Ultimately, the data showed that the OS in the tebentafusp arm was superior to that of the investigator’s [choice] arm.
The safety data for tebentafusp was similar to what we have seen in some of the earlier trials. The safety is unique to its mechanism of action. The drug is really designed to pull a T cell over gp100, which can be expressed on the surface of cancer cells but also can be present in the skin on just general melanocytes. We often see—especially with the first 3 doses that are given in a closely observed setting—is significant rash. And that is related to the immune cells and T cells getting dragged over to the skin. But then typically after that third dose, it improves, and patients no longer get a significant rash.

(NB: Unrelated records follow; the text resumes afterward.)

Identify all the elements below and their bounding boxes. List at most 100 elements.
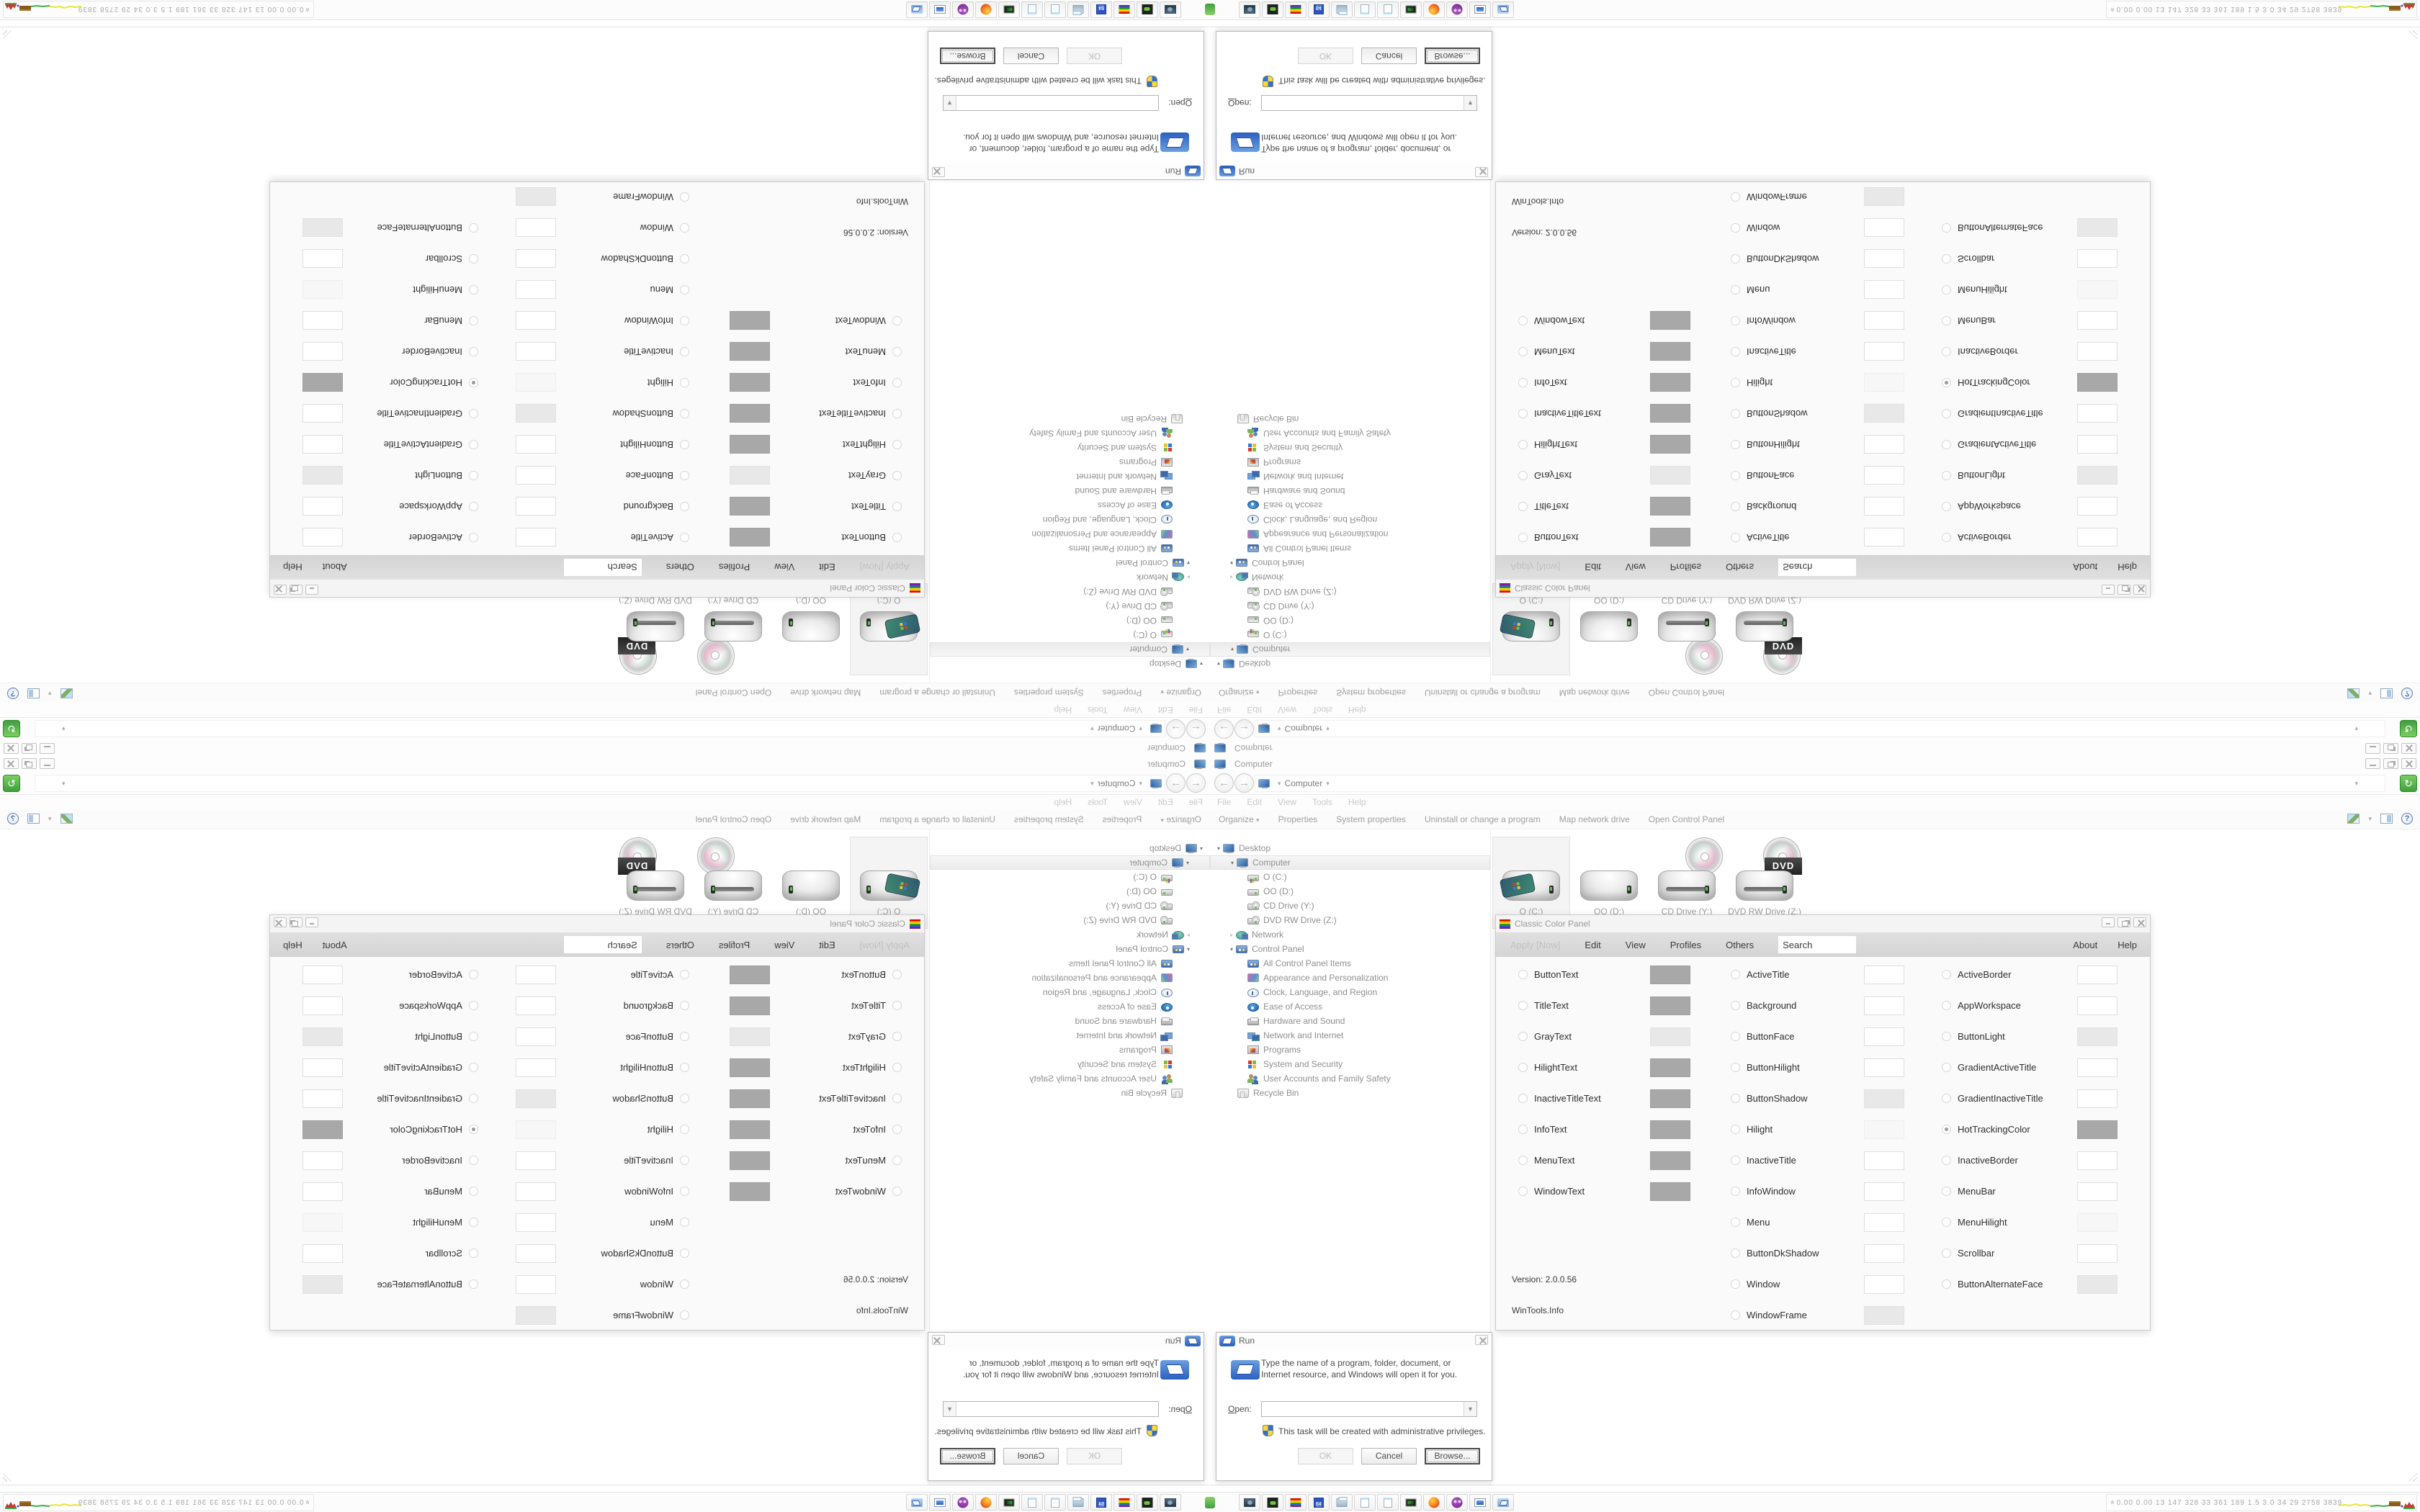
wintools-link[interactable]: WinTools.Info (1512, 197, 1564, 207)
tree-item-drive-c[interactable]: O (C:) (1210, 628, 1490, 642)
tree-item-network-internet[interactable]: Network and Internet (930, 1028, 1210, 1043)
radio-button[interactable] (469, 223, 478, 233)
taskbar-icon-notepad-2[interactable] (1377, 1494, 1399, 1511)
color-swatch[interactable] (516, 1120, 556, 1139)
radio-button[interactable] (1518, 1187, 1528, 1196)
taskbar-icon-pc-monitor[interactable] (929, 1, 951, 18)
views-icon[interactable] (2347, 688, 2360, 698)
color-swatch[interactable] (516, 528, 556, 547)
color-swatch[interactable] (1864, 1120, 1904, 1139)
radio-button[interactable] (1731, 1218, 1740, 1227)
restore-button[interactable] (22, 743, 37, 754)
color-swatch[interactable] (516, 965, 556, 984)
radio-button[interactable] (1942, 1248, 1951, 1258)
ccp-titlebar[interactable]: Classic Color Panel (270, 915, 924, 932)
radio-button[interactable] (1731, 316, 1740, 325)
menu-view[interactable]: View (1124, 797, 1142, 807)
toolbar-uninstall[interactable]: Uninstall or change a program (1424, 814, 1541, 824)
open-combobox[interactable]: ▼ (943, 95, 1159, 111)
color-swatch[interactable] (302, 435, 343, 454)
radio-button[interactable] (1731, 254, 1740, 264)
color-swatch[interactable] (1864, 342, 1904, 361)
color-swatch[interactable] (2077, 342, 2118, 361)
tree-item-appearance[interactable]: Appearance and Personalization (930, 527, 1210, 541)
forward-button[interactable]: → (1234, 719, 1254, 739)
cancel-button[interactable]: Cancel (1003, 48, 1059, 64)
color-swatch[interactable] (2077, 1058, 2118, 1077)
menu-profiles[interactable]: Profiles (1670, 939, 1702, 950)
color-swatch[interactable] (302, 373, 343, 392)
radio-button-selected[interactable] (469, 1125, 478, 1134)
close-icon[interactable] (932, 167, 945, 177)
radio-button[interactable] (1731, 1001, 1740, 1010)
radio-button[interactable] (680, 316, 689, 325)
tree-item-ease-of-access[interactable]: Ease of Access (1210, 498, 1490, 513)
apply-button[interactable]: Apply [Now] (859, 939, 910, 950)
color-swatch[interactable] (516, 466, 556, 485)
breadcrumb[interactable]: Computer (1097, 778, 1136, 788)
radio-button[interactable] (1731, 1279, 1740, 1289)
radio-button[interactable] (680, 1218, 689, 1227)
color-swatch[interactable] (730, 1089, 770, 1108)
color-swatch[interactable] (516, 435, 556, 454)
menu-about[interactable]: About (322, 939, 347, 950)
radio-button[interactable] (469, 1156, 478, 1165)
close-button[interactable] (2401, 758, 2416, 769)
radio-button[interactable] (1731, 409, 1740, 418)
tree-item-all-cpl-items[interactable]: All Control Panel Items (1210, 541, 1490, 556)
color-swatch[interactable] (302, 1274, 343, 1294)
radio-button[interactable] (469, 254, 478, 264)
color-swatch[interactable] (2077, 1274, 2118, 1294)
toolbar-properties[interactable]: Properties (1102, 814, 1142, 824)
taskbar-icon-run[interactable] (1492, 1494, 1514, 1511)
radio-button[interactable] (1942, 440, 1951, 449)
radio-button[interactable] (1518, 1063, 1528, 1072)
tree-item-drive-d[interactable]: OO (D:) (930, 884, 1210, 899)
resize-grip[interactable] (2407, 1472, 2417, 1482)
taskbar-icon-purple-owl[interactable] (952, 1494, 974, 1511)
tree-item-hardware-sound[interactable]: Hardware and Sound (930, 1014, 1210, 1028)
toolbar-uninstall[interactable]: Uninstall or change a program (879, 688, 996, 698)
expander-icon[interactable]: ▸ (1229, 931, 1233, 938)
radio-button[interactable] (1942, 285, 1951, 294)
radio-button[interactable] (680, 1310, 689, 1320)
taskbar-icon-firefox[interactable] (1423, 1, 1445, 18)
tree-item-drive-d[interactable]: OO (D:) (930, 613, 1210, 628)
drive-item-c[interactable]: O (C:) (1492, 837, 1570, 929)
color-swatch[interactable] (1864, 1151, 1904, 1170)
chevron-down-icon[interactable]: ▾ (1326, 725, 1330, 733)
taskbar-icon-disc-burner[interactable] (1262, 1494, 1283, 1511)
color-swatch[interactable] (1864, 1027, 1904, 1046)
menu-file[interactable]: File (1217, 705, 1232, 715)
toolbar-organize[interactable]: Organize ▾ (1160, 814, 1201, 824)
preview-pane-icon[interactable] (27, 814, 40, 824)
chevron-down-icon[interactable]: ▼ (944, 96, 956, 110)
color-swatch[interactable] (2077, 996, 2118, 1015)
radio-button[interactable] (1942, 502, 1951, 511)
apply-button[interactable]: Apply [Now] (1510, 562, 1561, 573)
radio-button[interactable] (1518, 1001, 1528, 1010)
radio-button[interactable] (1942, 1032, 1951, 1041)
run-titlebar[interactable]: Run (1216, 163, 1492, 179)
toolbar-open-control-panel[interactable]: Open Control Panel (695, 814, 772, 824)
menu-edit[interactable]: Edit (1157, 705, 1173, 715)
tree-item-control-panel[interactable]: ▾ Control Panel (930, 942, 1210, 956)
radio-button[interactable] (892, 1001, 902, 1010)
radio-button[interactable] (1518, 347, 1528, 356)
expander-icon[interactable]: ▾ (1216, 660, 1220, 667)
menu-help[interactable]: Help (2118, 562, 2137, 573)
color-swatch[interactable] (302, 466, 343, 485)
tree-item-system-security[interactable]: System and Security (1210, 441, 1490, 455)
tree-item-ease-of-access[interactable]: Ease of Access (1210, 999, 1490, 1014)
search-input[interactable] (563, 936, 642, 953)
tree-item-user-accounts[interactable]: User Accounts and Family Safety (1210, 426, 1490, 441)
radio-button[interactable] (469, 1001, 478, 1010)
color-swatch[interactable] (2077, 280, 2118, 300)
tree-item-programs[interactable]: Programs (1210, 1043, 1490, 1057)
search-input[interactable] (1778, 936, 1857, 953)
taskbar-icon-disc-burner[interactable] (1137, 1, 1158, 18)
radio-button[interactable] (892, 440, 902, 449)
tree-item-computer[interactable]: ▾ Computer (930, 642, 1210, 657)
toolbar-organize[interactable]: Organize ▾ (1160, 688, 1201, 698)
color-swatch[interactable] (1650, 497, 1690, 516)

Other [AEs] that we see, because the immune system is triggered in such a potent way, are [AEs such as] fever, potential drop in blood pressure, and potential drop in oxygen [levels]; so, something that is categorized as CRS, which is a constellation of potential problems with blood pressure and oxygen. And again, the highest risk for that is in those first 3 doses where patients are often observed in an inpatient setting. And then after the first 3 doses, we will see a drop of [AEs].
This drug is only used in patients with a certain HLA-type—HLA-A*02:01. Because gp100 is expressed by the tumor through HLA, the drug was only designed to interact with this particular HLA-subtype, which is the most common subtype in this patient population. If you do not have [HLA-A*02:01], this drug wouldn’t be recommended. But for patients who are [HLA-A*02:01–positive], who have metastatic or unresectable uveal melanoma, this is certainly a game changer. We now have a drug that is approved for their disease.
It is weekly treatment, and the first 3 doses [must be] given in a closely monitored setting. This would not necessarily be for every [individual], either because of their HLA-status or possibly for clinical issues, at least initially. But it is going to change the way that we approach this disease. And the hope is that this is just the beginning.
gp100 is just 1 target; we want this to be the type of approach for other targets. We want to see it expanded to other HLA-types and figure out ways that we can improve on the drug, either by combinations or sequencing therapies.